崩壊を使い始めてから体が異様に重くなった気がするので、崩壊を解除してみると、すぐに体は調子を取り戻した。
逃げていった奴の事なんて今はどうでもいい。
とにかく村の人たちを助けなくては。
「お母さん!」
「や、やめて!」
「く、来るなああ!」
俺が辿り着いた頃には、村の建物は半分以上が燃えていて、村民たちが必死に白い服装で統一された兵士たちから逃げていた。
近くで剣を振り上げていた兵士を魂ごと殴り、殺す。
手当たり次第に殺していく。
「アキ!」
「アキ、お母さんが…!」
怪我をしている村民には回復。
殺す、回復、殺す、回復、殺す、回復。
「おいアキ、こっちを見ろ!」
はっと後ろを振り向けば、いつの間にか霧島が村民の首に光剣を突き付ける。
「コイツの命が惜しければ大人しく──」
「俺のことは良いからアキ、みんなを助けてくれ!」
一瞬で霧島の元へ近づき、顔面を思いっきりぶん殴る。
村人の首に刺さった光剣を抜き取り、村人には回復。
「ありがとうアキ、信じてたぞ!」
そのまま村人は走り去っていく。
「君…人質を取られてるというのに…人の心はないのか!?」
「お前よりはマシだろうな」
怒りのままに、崩壊を発動。
「く、来るなッ!」
俺から遠ざかる隙も与えず、黒い波動が霧島の脇腹を抉る。
「痛あ!?」
崩壊を解除し、霧島がどう動くかを冷静に観察する。
どう動かれても、次のアクションでコイツに肉薄し、零距離の崩壊を当てて完全に殺す。
その後は有象無象を殺して、逃げ遅れた人を全員助ける。
そしたら、この前沢山手に入った金貨を使って村を再興しよう。時間はかかるかもしれないが、きっと俺達なら出来る。
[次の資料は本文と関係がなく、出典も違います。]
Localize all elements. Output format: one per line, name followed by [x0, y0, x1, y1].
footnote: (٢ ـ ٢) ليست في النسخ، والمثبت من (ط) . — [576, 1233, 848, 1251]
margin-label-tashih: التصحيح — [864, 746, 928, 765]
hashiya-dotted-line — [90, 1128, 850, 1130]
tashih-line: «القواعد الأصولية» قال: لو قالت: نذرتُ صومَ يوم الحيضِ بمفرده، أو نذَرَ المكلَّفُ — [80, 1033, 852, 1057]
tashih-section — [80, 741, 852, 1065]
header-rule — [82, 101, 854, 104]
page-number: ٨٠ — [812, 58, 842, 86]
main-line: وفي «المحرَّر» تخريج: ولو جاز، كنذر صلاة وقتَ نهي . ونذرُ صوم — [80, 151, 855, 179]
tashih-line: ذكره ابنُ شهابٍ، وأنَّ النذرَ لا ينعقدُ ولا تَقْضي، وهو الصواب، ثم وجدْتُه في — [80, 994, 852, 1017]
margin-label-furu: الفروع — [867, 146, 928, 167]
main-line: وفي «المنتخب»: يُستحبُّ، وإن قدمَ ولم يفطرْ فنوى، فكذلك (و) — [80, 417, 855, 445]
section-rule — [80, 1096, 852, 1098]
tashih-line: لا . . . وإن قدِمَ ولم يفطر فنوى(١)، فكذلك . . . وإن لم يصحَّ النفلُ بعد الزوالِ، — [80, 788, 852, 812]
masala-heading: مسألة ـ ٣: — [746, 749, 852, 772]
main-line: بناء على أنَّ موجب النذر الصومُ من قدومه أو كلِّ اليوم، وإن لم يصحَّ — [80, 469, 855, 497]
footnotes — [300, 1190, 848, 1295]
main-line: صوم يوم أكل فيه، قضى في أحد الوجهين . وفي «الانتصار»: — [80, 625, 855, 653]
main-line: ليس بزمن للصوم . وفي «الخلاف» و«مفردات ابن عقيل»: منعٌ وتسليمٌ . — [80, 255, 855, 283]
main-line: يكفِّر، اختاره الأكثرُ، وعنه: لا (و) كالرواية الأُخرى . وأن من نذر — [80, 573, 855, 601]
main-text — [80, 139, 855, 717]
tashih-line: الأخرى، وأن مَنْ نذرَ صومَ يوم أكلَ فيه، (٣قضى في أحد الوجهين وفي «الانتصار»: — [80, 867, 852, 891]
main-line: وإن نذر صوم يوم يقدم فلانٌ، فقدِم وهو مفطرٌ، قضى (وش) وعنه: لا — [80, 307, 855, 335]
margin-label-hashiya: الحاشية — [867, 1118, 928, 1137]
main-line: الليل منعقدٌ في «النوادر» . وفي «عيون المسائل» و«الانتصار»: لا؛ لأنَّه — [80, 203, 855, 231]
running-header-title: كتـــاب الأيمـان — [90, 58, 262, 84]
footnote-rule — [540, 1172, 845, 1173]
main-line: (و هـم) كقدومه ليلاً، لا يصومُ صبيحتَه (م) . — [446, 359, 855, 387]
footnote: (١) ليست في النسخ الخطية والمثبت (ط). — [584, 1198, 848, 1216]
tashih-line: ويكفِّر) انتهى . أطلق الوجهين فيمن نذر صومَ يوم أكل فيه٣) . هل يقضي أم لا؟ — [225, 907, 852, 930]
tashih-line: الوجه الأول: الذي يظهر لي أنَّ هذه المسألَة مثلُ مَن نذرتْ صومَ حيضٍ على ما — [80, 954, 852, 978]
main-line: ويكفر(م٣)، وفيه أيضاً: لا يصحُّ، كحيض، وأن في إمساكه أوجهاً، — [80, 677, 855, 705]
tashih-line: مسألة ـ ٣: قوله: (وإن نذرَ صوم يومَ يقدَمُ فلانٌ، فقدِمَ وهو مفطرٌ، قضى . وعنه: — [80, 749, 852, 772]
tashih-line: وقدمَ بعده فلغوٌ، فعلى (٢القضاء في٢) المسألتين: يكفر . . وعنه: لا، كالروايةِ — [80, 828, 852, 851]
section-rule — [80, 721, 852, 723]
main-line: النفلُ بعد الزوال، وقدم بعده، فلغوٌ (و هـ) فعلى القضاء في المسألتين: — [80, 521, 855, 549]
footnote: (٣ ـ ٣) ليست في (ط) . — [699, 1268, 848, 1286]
そして、モモカにイフィル。二人との関係も、そろそろ俺から答えを出さないといけないだろう。
何かあってからじゃ遅いから、これが終わったら──
「グルオオオオオオオオオ!!」
燃え盛る村の上空で。
火と月の光に照らされても尚黒い肉体が。
めらめらと燃える炎よりも何倍もの大きさの咆哮で。
「竜が…!?」
誰の呟きとも分からない一声。
次の瞬間、村に季節外れの粉雪が降り始めた。